G.Saray da temel tez olarak 59 öncesinin, ulusal/deplasmanlı liglerin düzenli yapılmadığı yıllar olduğunu savunarak konuya itiraz ediyor. 

Bakın benim temel görüm şu: YILDIZ KONUSU TAMAMEN ORTADAN KALKMALIDIR. 

Nasıl ki 2 hafta önceki basın toplantısında Trabzonspor başkanı Ertuğrul Doğan bir soru üzerine; “2010-11 şampiyonluğu konusu bizim için tartışılmazdır. Fenerbahçeliler de kendileri için durumu aynı görüyorlar!” dediyse yıldız tartışması da öyledir. 

Ben öyle bir tarih anlatısı yazarım ki size “Fenerbahçe 5 yıldızı rüyasında göremez” dersiniz. Yine öyle bir tarih anlatısı yazarım ki size “Fenerbahçe bugüne kadar vakit kaybetmiş, hemen formalara 5 yıldız” dersiniz.

Aynı ben öyle bir tarih anlatısı yazarım ki size “Galatasaray haklı abi” dersiniz. Yine öyle bir tarih anlatısı yazarım ki size “Fenerbahçe’nin hakkı yenmiş baba!” dersiniz.

Daha bitmedi… Trabzonspor’un kendisine göre 8, TFF resmi kayıtlarına göre 7 şampiyonluğu var. Diyelim Trabzonspor iki kez daha şampiyon oldu. Kendine göre 10, T.F.F resmi kayıtlarına göre 9 şampiyonluğu olacak. O zaman gel de çık işin içinden. Bugün F.Bahçe’nin 5. yıldızı gibi Trabzonspor da resmi 9., kendilerine göre 10.şampiyonluk sonrasında 2.yıldızı talep edecek. 

Gelin n’olur vazgeçin şu YILDIZ işinden. Başınız çok ağrıyacak. Uygulamayı toptan kaldırın. Kimse takımını armadaki yıldız için sevmiyor inanın. Kahramanları var, yaşanmışlıkları var. Hüzünleri, sevinçleri var birikmiş. Onlar için seviyoruz bu takımları bizler. 

TFF konuyla ilgili komisyon kuracağını söylemiş. O komisyonda kim ve kimler olacağından tutun, komisyonun nerede toplanacağına, kaç saat toplanacağına kadar "dertlenir” bizim millet.

Komisyon kaç kişi olacak, başkan kim olacak? Tarafsız insanlar ne kadar taraflı, taraflı koyacağınız adamlar ne kadar yetkin? Bin dereden su gelir, getirilir!

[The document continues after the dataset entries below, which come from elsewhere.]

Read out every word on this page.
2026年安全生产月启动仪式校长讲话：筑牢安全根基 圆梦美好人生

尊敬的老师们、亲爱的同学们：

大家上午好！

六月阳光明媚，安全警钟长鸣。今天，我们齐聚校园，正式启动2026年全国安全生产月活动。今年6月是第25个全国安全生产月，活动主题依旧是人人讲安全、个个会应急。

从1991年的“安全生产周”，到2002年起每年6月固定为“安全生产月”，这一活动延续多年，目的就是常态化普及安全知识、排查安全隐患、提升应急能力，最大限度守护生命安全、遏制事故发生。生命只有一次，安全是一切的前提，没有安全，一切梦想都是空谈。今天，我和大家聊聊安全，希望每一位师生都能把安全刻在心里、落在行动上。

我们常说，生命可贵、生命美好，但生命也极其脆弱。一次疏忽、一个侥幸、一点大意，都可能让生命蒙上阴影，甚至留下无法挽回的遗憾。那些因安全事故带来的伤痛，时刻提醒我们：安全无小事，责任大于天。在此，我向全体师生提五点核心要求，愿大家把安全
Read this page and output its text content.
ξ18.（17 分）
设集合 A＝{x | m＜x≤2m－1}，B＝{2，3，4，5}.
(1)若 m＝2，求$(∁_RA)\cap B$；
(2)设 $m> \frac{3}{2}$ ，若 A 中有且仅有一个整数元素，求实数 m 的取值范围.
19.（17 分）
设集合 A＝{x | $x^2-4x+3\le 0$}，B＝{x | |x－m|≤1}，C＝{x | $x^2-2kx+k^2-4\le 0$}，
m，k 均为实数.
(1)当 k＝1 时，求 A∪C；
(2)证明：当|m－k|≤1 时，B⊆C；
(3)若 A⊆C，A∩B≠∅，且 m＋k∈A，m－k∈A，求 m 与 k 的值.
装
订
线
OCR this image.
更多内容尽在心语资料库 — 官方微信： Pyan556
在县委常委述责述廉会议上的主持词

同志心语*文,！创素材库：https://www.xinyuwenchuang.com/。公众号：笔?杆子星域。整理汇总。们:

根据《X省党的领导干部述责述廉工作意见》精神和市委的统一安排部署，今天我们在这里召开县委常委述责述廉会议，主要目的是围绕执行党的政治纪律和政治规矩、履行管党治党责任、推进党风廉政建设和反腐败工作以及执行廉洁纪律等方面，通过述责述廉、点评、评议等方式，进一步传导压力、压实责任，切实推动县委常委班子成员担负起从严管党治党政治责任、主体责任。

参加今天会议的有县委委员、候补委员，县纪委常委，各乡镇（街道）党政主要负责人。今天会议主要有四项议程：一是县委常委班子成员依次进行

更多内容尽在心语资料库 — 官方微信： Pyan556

Küçücük bir örnek vereyim. Milli Savunma Üniversitesi Rektörü değerli ağabeyim Prof.Dr. Erhan Afyoncu Türkiye’nin önde gelen tarihçilerindendir. Velev ki oraya girdi. Erhan abi deli gibi de Fenerbahçelidir. Orada vereceği kararı bilim adamı sıfatıyla mı verecek, taraftar sıfatıyla mı? Ben onun bilim adamlığını tartışmam da, ben kaç kişi kalacağım acaba! 

Tüm bu saçma tartışmalara, anlamsız polemiklere gerek yok! 

G.Saray’ı benim jenerasyonum Fatih Terim ile; Eser, Fettah, Raşit, Ali Çoban, Sefer, Metin, Ayhan, Haydar, İsmail, Yusuf, Semih, Erdal, Abramczyk, Hoçiç, Seydiç, B.Mustafa, Tanju, Uğur, Cevad, Derwall ile sevdi. 

Karşı yakada insanlar Alpaslan abiyle başladılar, Onur, Cem, Erdoğan, Selçuk, İlyas, Repçiç, Osman, Müjdat, Abdülkerim dediler. Oğuz, Aykut, Rıdvan, Arap İsmail, Turhan, Deli Nezihi, Küçük/Büyük Şenol dediler…

Anadolu’nun kavruk gençleri, Mehmet Ekşi, Samet, Ulvi, Kadir, Rıza, Ziya ile… Fikret, Rasim, Adem, Süleyman, Sinan, Metin, Ali, Feyyaz, Şifo, Sergen ile büyüdü kaç nesil!

Siz deli misiniz, divane misiniz? Gökteki yıldızlar hepimizin, sahadaki yıldızlar hepimizin, formadaki yıldızlar hiç önemli değil. 

Siz G.Saray’lı, F.Bahçe’li, Beşiktaş’lı olurken armadaki yıldıza mı armaya mı gönül verdiniz? 

Cevad Prekazi’nin, Rıdvan Dilmen’in, Metin Tekin’in formasında yıldız yoktu beyler. Yıldız onlardı, yıldız kadim tarihlerimizdir; yıldız taraftar olarak SİZSİNİZ!